18. We Were Here by Matt De La Pena-Another tearjerker (every time I think about it, I swear tears well up). You figure out the crime early on but that doesn't take away from the book, in fact it makes the characters and sitautions stand out even more.

Want more suggestions from me (I doubt it you do but...)? Some books cross-over on these lists.

My favorite YA romances

Best books with male multicultral characters

So what books would be on your list? Do you (dis)agree with my choices?


  1. I haven't read them all, but I loved 8th Grade Superzero and I'm currently reading Bleeding Violet, which is wonderfully strange.

  2. Great list! I loved 8th Grade Superzero too, and Ninth Ward is next on my TBR list. At the top of my 2010 list is One Crazy Summer by Rita Williams-Garcia, which is a middle grade novel but one even grownups can appreciate because it works on so many levels. Others that I liked this year include Mitali Perkins's Bamboo People, Marina Budhos's Tell Us We're Home, Christina Diaz Gonzalez's The Red Umbrella, Allan Stratton's Borderline, Deborah Ellis's No Safe Place, N.H. Senzai's Shooting Kabul, and my two small press picks of the year, Pegi Dietz Shea's Abe in Arms and Rene Saldana Jr.'s brand new A Good Long Way.

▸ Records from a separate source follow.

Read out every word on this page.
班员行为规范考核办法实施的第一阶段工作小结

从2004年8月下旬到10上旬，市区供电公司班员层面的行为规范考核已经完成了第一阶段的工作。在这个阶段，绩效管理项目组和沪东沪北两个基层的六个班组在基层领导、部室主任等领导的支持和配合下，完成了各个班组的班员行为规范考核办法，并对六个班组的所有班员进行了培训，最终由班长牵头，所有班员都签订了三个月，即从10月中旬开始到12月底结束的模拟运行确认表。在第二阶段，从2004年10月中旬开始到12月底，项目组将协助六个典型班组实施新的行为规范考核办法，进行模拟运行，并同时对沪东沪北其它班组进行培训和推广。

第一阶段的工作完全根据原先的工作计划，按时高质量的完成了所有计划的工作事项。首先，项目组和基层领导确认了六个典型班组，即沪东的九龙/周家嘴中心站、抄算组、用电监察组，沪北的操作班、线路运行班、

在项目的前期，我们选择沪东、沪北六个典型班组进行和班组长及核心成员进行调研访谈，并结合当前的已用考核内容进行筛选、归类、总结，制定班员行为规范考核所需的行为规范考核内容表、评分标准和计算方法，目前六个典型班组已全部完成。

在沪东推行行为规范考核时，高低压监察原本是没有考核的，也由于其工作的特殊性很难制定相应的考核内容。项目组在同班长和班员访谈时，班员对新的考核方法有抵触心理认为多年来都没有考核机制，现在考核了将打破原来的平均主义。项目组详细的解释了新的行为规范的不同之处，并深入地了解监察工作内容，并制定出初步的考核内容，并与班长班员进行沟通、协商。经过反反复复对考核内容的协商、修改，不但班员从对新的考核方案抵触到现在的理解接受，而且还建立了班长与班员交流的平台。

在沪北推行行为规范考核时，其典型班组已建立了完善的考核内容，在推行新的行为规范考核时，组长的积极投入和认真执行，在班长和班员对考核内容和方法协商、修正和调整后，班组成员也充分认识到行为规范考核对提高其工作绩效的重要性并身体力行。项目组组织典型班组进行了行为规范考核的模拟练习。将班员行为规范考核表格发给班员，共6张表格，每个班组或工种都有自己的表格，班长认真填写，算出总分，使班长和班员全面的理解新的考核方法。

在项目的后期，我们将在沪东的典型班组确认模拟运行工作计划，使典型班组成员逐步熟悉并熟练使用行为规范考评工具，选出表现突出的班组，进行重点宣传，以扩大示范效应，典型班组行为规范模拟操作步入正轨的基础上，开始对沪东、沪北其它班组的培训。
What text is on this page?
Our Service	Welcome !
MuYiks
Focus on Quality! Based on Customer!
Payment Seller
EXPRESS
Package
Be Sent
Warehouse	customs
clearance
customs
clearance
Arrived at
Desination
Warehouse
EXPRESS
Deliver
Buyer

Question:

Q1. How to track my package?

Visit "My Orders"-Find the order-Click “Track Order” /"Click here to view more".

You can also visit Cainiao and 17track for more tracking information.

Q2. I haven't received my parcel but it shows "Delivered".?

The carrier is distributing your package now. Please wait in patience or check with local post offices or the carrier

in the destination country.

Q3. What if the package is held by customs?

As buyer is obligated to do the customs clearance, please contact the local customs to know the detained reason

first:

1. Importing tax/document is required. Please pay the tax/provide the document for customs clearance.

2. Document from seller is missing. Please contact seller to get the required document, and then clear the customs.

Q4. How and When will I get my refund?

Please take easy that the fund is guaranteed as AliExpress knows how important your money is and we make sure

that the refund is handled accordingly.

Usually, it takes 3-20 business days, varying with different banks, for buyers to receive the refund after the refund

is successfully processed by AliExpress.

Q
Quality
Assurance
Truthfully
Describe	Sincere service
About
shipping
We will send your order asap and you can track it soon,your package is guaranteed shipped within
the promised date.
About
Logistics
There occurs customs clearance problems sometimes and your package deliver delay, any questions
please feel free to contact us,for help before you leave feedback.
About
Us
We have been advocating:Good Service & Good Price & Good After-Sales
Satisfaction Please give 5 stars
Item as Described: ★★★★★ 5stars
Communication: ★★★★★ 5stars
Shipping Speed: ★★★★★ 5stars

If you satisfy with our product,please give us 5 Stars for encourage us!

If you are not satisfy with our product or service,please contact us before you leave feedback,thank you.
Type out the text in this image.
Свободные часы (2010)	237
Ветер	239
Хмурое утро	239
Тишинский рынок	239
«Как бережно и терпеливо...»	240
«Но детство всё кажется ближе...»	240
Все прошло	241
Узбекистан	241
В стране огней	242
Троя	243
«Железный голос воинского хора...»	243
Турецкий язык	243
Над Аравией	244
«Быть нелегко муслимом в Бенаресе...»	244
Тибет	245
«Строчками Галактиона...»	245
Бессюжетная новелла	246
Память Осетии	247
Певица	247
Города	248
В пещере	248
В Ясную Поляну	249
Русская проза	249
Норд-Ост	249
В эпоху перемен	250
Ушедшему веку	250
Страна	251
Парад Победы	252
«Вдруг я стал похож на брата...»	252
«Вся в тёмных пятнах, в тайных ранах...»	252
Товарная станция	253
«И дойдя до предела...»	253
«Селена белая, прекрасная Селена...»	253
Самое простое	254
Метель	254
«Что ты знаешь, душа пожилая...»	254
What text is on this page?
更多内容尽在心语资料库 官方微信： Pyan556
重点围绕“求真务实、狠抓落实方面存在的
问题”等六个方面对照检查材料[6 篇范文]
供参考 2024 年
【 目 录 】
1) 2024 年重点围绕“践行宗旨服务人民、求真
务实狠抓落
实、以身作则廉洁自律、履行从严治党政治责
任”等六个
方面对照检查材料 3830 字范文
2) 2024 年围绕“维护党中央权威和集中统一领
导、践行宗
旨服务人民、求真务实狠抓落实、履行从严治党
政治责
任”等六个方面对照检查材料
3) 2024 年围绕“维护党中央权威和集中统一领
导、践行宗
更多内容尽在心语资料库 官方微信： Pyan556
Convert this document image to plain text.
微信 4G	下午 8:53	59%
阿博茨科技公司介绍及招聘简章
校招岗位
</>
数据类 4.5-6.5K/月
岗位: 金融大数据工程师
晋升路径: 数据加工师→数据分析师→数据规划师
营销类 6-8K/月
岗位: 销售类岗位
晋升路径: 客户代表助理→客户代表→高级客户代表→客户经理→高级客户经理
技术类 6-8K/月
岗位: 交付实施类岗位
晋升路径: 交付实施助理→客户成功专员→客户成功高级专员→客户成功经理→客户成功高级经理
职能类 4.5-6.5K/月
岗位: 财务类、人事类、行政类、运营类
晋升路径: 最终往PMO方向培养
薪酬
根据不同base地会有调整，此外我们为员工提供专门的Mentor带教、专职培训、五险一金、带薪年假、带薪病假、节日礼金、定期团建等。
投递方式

  3. @Medeia-I want to give 8th Grade to every child in 7th and 8th grade. We need more Reggies, Ruthies and Joe Cs (or at least we need more kids to realize their immense potential to change the world). I'm ecstatic to hear that you are liking Bleeding Violet!

    @Lyn-A Good Long Way sounds really good. I haven't read anything by Rene Saldana and I might start with that one.

    I haven't had a chance to read Shooting Kabul yet =( I hope to be able to before 2010 ends.

    One Crazy Summer is absolutely wonderful as is Bamboo People. I didn't love Tell Us we're Home as much as I hoped but I still liked it. The Red Umbrella was great. Borderline was a very engrossing read.

    Not familar with No Safe Place. *off to look it up*

  4. Ooh I'm glad to hear you liked The Rock and the River! It's my YA book club selection this month and I'm really looking forward to it!

  5. I'm loving that Borders sale so much more than Barnes and Nobles where you need to have been emailed a coupon and match the coupon code to the email to which it was addressed. I didn't even know I had an account with my work email. So much for that 30% sale!

  6. Today, Saturday, is Small Business Day, and a good opportunity to support your local independent bookstore. That's where I'm headed to do my holiday book shopping.